Ses paupières battent comme les ailes d'un papillon malade. Trop dur. Lassitude de l'esprit qui attend de sortir de son enveloppe charnelle alors qu'il n'en a pas l'autorisation. Condamnation bien cruelle, mais peut-être juste pour celui qui l'a décidée. L'homme frémit après cette constatation et préfère s'enivrer de ses plaintes, même si ça paraît méprisable... même si ça semble lâche. L'autre lui a menti; l'autre a joué avec lui. Est-ce donc un délit grave de se faire manipuler, pire que le meurtre ? Oui, parce que l'homme y a plongé en ne voulant pas réfléchir, en n'écoutant personne. Ah, ah, ah ! Plonger... au sens figuré comme au sens propre; ni l'un ni l'autre ne lui a réussi. Aucune intuition... ou bien, il l'a ignorée, elle aussi. Quel idiot ! De but en blanc, il n'est qu'un stupide singe qui s'est cru intelligent ! Ah ! Avec des « si », il referait sa vie! Plus que certain... sauf que personne n'a cette chance.

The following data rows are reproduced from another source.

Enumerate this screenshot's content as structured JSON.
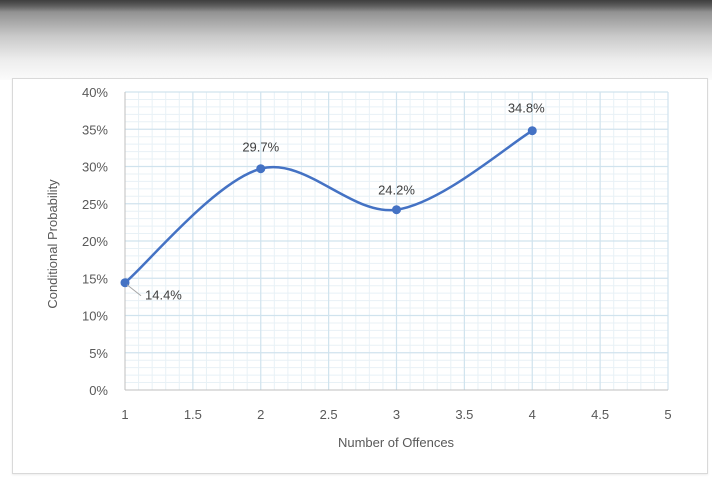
{
  "chart_data": {
    "type": "line",
    "title": "",
    "xlabel": "Number of Offences",
    "ylabel": "Conditional Probability",
    "xlim": [
      1,
      5
    ],
    "ylim": [
      0,
      40
    ],
    "x_ticks": [
      "1",
      "1.5",
      "2",
      "2.5",
      "3",
      "3.5",
      "4",
      "4.5",
      "5"
    ],
    "y_ticks": [
      "0%",
      "5%",
      "10%",
      "15%",
      "20%",
      "25%",
      "30%",
      "35%",
      "40%"
    ],
    "grid": true,
    "smooth": true,
    "line_color": "#4472c4",
    "grid_major_color": "#d0e3ee",
    "grid_minor_color": "#e8f1f6",
    "series": [
      {
        "x": [
          1,
          2,
          3,
          4
        ],
        "y": [
          14.4,
          29.7,
          24.2,
          34.8
        ],
        "labels": [
          "14.4%",
          "29.7%",
          "24.2%",
          "34.8%"
        ]
      }
    ]
  }
}
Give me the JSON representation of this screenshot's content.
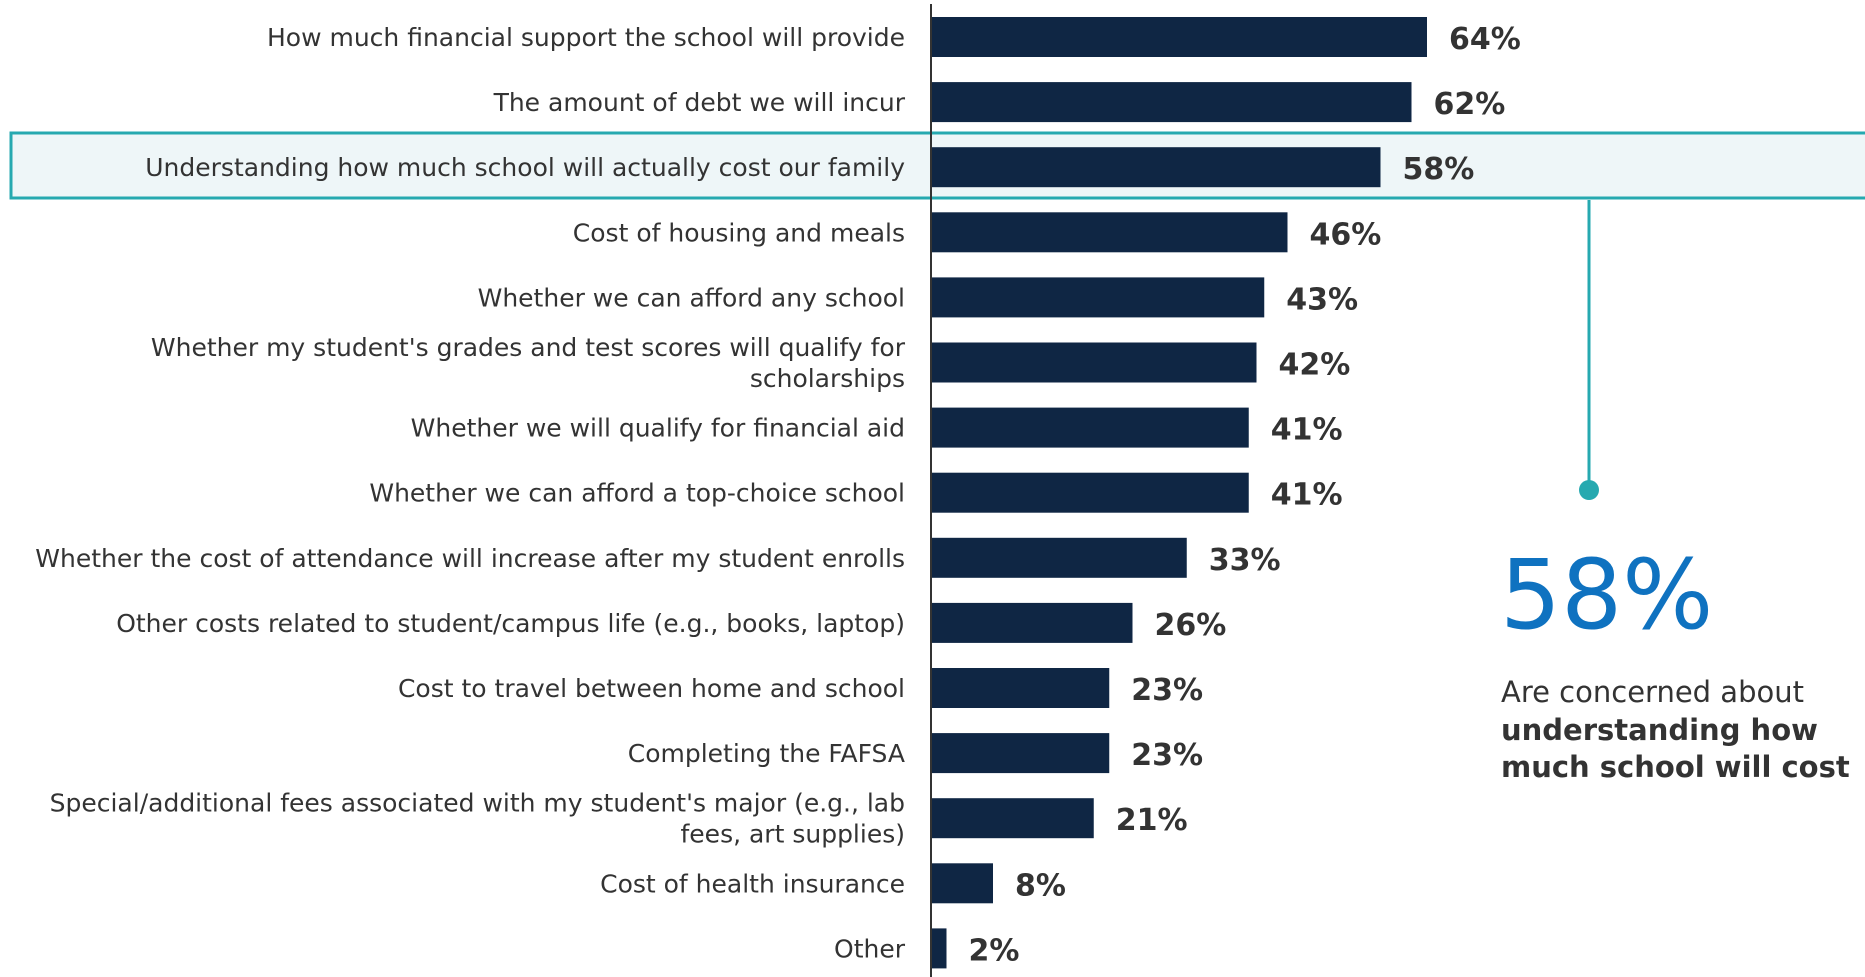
{
  "chart_data": {
    "type": "bar",
    "orientation": "horizontal",
    "categories": [
      "How much financial support the school will provide",
      "The amount of debt we will incur",
      "Understanding how much school will actually cost our family",
      "Cost of housing and meals",
      "Whether we can afford any school",
      "Whether my student's grades and test scores will qualify for scholarships",
      "Whether we will qualify for financial aid",
      "Whether we can afford a top-choice school",
      "Whether the cost of attendance will increase after my student enrolls",
      "Other costs related to student/campus life (e.g., books, laptop)",
      "Cost to travel between home and school",
      "Completing the FAFSA",
      "Special/additional fees associated with my student's major (e.g., lab fees, art supplies)",
      "Cost of health insurance",
      "Other"
    ],
    "category_lines": [
      [
        "How much financial support the school will provide"
      ],
      [
        "The amount of debt we will incur"
      ],
      [
        "Understanding how much school will actually cost our family"
      ],
      [
        "Cost of housing and meals"
      ],
      [
        "Whether we can afford any school"
      ],
      [
        "Whether my student's grades and test scores will qualify for",
        "scholarships"
      ],
      [
        "Whether we will qualify for financial aid"
      ],
      [
        "Whether we can afford a top-choice school"
      ],
      [
        "Whether the cost of attendance will increase after my student enrolls"
      ],
      [
        "Other costs related to student/campus life (e.g., books, laptop)"
      ],
      [
        "Cost to travel between home and school"
      ],
      [
        "Completing the FAFSA"
      ],
      [
        "Special/additional fees associated with my student's major (e.g., lab",
        "fees, art supplies)"
      ],
      [
        "Cost of health insurance"
      ],
      [
        "Other"
      ]
    ],
    "values": [
      64,
      62,
      58,
      46,
      43,
      42,
      41,
      41,
      33,
      26,
      23,
      23,
      21,
      8,
      2
    ],
    "value_labels": [
      "64%",
      "62%",
      "58%",
      "46%",
      "43%",
      "42%",
      "41%",
      "41%",
      "33%",
      "26%",
      "23%",
      "23%",
      "21%",
      "8%",
      "2%"
    ],
    "highlight_index": 2,
    "xlim": [
      0,
      100
    ],
    "grid": false,
    "title": "",
    "xlabel": "",
    "ylabel": ""
  },
  "callout": {
    "value": "58%",
    "line1": "Are concerned about",
    "line2": "understanding how",
    "line3": "much school will cost"
  },
  "colors": {
    "bar": "#0f2644",
    "highlight": "#26a9b0",
    "highlight_fill": "#eef6f8",
    "callout_value": "#0f72c0",
    "text": "#333333"
  }
}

L'homme a peur; il voudrait pouvoir retourner le passé entre ses mains pour baiser son sol de nouveau, mais il ne le peut pas. Il faut qu'il avance maintenant. La mort l'attend, ou bien la vie, va savoir. En tout cas, l'entre-deux où il git le rejette. Quel plan de conscience ou endroit désire sa pauvre âme, de toute façon ? Peut-être qu'il serait en constant ballotage jusqu'à ce qu'il claque entre les mains de Dieu. Enfin, de ce qui a créé le monde et ses alentours...

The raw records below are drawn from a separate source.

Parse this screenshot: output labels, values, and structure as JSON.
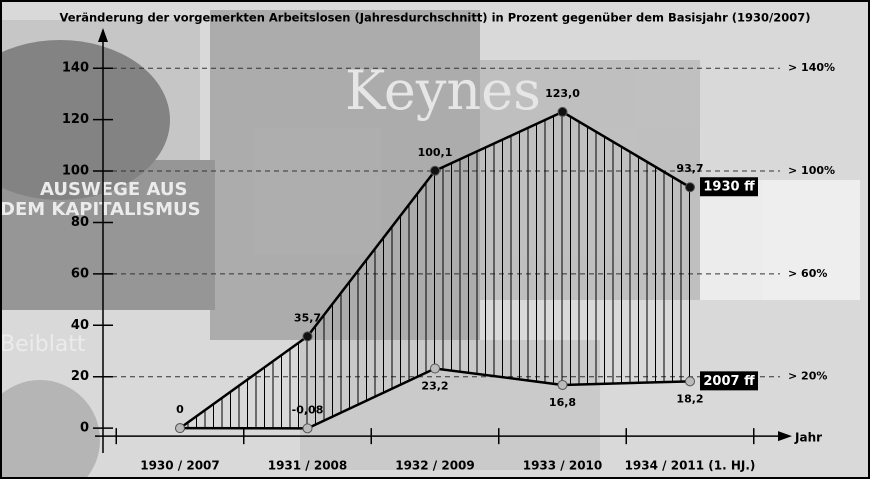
{
  "chart_data": {
    "type": "line",
    "title": "Veränderung der vorgemerkten Arbeitslosen (Jahresdurchschnitt) in Prozent gegenüber dem Basisjahr (1930/2007)",
    "categories": [
      "1930 / 2007",
      "1931 / 2008",
      "1932 / 2009",
      "1933 / 2010",
      "1934 / 2011 (1. HJ.)"
    ],
    "x_label": "Jahr",
    "series": [
      {
        "name": "1930 ff",
        "color": "#111111",
        "values": [
          0,
          35.7,
          100.1,
          123.0,
          93.7
        ],
        "value_labels": [
          "0",
          "35,7",
          "100,1",
          "123,0",
          "93,7"
        ]
      },
      {
        "name": "2007 ff",
        "color": "#bbbbbb",
        "values": [
          0,
          -0.08,
          23.2,
          16.8,
          18.2
        ],
        "value_labels": [
          null,
          "-0,08",
          "23,2",
          "16,8",
          "18,2"
        ]
      }
    ],
    "ylim": [
      -5,
      150
    ],
    "yticks": [
      0,
      20,
      40,
      60,
      80,
      100,
      120,
      140
    ],
    "reference_lines": [
      {
        "value": 140,
        "label": "> 140%"
      },
      {
        "value": 100,
        "label": "> 100%"
      },
      {
        "value": 60,
        "label": "> 60%"
      },
      {
        "value": 20,
        "label": "> 20%"
      }
    ],
    "hatch": true
  }
}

Saisi d'un frisson titanesque, il recule. L'hydre de son cœur, organe défaillant, se tortille et lui cause une souffrance que seul un monstre ne pourrait appréhender. Des mots, des mots, des mo-mots... mo-mo-maux. Mort sur le fil, sanglante aiguille qui s'est infiltrée dans la peau tendre de ce cœur qu'il possédait encore il y a quelques heures. Un cœur innocent, dont la virginité fut perforée sans remords, sans raison. Oui, mais c'est la vie et la vie... c'est Cruella d'Enfer. Le conte de l'an fend l'âme tous les trois cent soixante-cinq jours. Lui, il ne le savait pas jusqu'à ce qu'on lui arrache la fleur de l'âge.

Il s'arrête soudainement, prêt à dégueuler sur ces galets infects. Son corps se tend une dernière fois, puis se fige enfin alors que sa bouche s'ouvre comme l'antre d'un cyclone.

Il est l'heure de choisir son destin.